Understanding and Using Statistics in Psychology: A Practical Introduction by Jeremy Miles & Philip Banyard (Sage; 2007; Pb £21.99) Reviewed by Helen Henshaw

‘Understanding and Using Statistics in Psychology’ is a relatively undistinguished title, which could easily portray yet another standard introduction to statistical analysis. Nevertheless, it would be a mistake to adopt this stance. In reality, Miles and Banyard have not only covered the basics requirements for the topic area, they have also introduced a number of pressing ideas and concepts within statistics with a cheery tone and an abundance of witty anecdotes.Miles and Banyard do not take a ‘cookbook approach’ to statistics, to use their terms. Instead, each test is thoroughly explained prior to presenting the SPSS analysis, giving the underpinnings of each test in detail. Furthermore, with the use of data sets taken from published research papers, students are free to go back to original papers should they wish.

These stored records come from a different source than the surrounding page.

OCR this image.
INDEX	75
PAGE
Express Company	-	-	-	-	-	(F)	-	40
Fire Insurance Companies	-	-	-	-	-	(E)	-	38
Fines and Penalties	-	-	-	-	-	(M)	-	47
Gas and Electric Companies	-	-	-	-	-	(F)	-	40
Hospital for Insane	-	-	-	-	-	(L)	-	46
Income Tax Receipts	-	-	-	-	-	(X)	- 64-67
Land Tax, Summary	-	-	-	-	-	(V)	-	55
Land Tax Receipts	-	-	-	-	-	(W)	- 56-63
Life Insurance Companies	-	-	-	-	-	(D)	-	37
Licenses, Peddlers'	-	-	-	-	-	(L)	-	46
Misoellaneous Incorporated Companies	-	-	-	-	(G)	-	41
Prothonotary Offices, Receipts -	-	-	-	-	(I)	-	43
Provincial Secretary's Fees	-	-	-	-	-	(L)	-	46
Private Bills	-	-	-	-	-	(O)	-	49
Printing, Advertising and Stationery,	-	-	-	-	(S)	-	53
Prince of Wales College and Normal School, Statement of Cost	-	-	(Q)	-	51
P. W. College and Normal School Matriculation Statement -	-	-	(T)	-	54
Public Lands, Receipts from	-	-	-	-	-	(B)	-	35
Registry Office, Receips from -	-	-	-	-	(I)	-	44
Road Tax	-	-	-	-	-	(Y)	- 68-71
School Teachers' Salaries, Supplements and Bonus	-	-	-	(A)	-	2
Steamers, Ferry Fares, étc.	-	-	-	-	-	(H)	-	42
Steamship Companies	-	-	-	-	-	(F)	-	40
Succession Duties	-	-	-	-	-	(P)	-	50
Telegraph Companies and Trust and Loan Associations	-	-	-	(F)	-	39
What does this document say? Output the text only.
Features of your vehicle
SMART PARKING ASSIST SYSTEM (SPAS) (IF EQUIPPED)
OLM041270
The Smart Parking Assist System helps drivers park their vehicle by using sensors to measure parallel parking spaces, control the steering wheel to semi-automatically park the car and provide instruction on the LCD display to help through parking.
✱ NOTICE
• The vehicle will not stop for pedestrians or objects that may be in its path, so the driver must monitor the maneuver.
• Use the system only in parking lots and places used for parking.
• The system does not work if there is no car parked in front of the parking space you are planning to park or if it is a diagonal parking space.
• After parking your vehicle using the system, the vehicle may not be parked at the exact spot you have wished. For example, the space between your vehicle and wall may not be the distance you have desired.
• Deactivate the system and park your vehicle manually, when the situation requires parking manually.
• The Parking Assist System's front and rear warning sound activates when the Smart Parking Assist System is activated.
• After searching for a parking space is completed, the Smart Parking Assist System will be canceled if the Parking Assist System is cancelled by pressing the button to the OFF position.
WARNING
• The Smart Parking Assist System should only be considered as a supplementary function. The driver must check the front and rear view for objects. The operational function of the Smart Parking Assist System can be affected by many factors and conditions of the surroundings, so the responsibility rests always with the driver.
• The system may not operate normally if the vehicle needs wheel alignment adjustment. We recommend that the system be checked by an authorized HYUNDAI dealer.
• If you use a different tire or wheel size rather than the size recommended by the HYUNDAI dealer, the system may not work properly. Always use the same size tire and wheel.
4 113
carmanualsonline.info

Each chapter of this book is cleverly strewn with self-test questions and further information, which, although not crucial to the understanding of the chapter, is provided nonetheless for those who want a little extra from the text. The ease at which this book conveys even the most pressing issues within statistics gives an enlightening approach to what some students see as a rather tedious area of undergraduate psychology training.

- Helen Henshaw is a PhD student at Nottingham Trent University.

 

Empathy for the Devil: How to Help People Overcome Drugs and Alcohol Problems by Phil Harris (Russell House; 2007; Pb £24.95 99) Reviewed by Cathy Wood

I thoroughly enjoyed this book, it is a great read. Harris discusses the complexity of drug and alcohol problems with more reference to cultural and social aspects than previous work that I have read in this area. I found his account of the involvement and hypocrisy of the American government in relation to drugs particularly interesting.

The focus of the book is explicitly and empathically on helping clients to establish and achieve their own goals to overcome their addiction. However Harris does not treat people as living in a vacuum, but as living within and being part of an extremely influential cultural context.

I particularly enjoyed Harris’s astute reflections upon the therapeutic relationship, something not always talked about, and found the chapter on solution-focused therapy so inspiring that I wanted to rush out and try it.

- Cathy Wood is a trainee clinical psychologist at Liverpool University.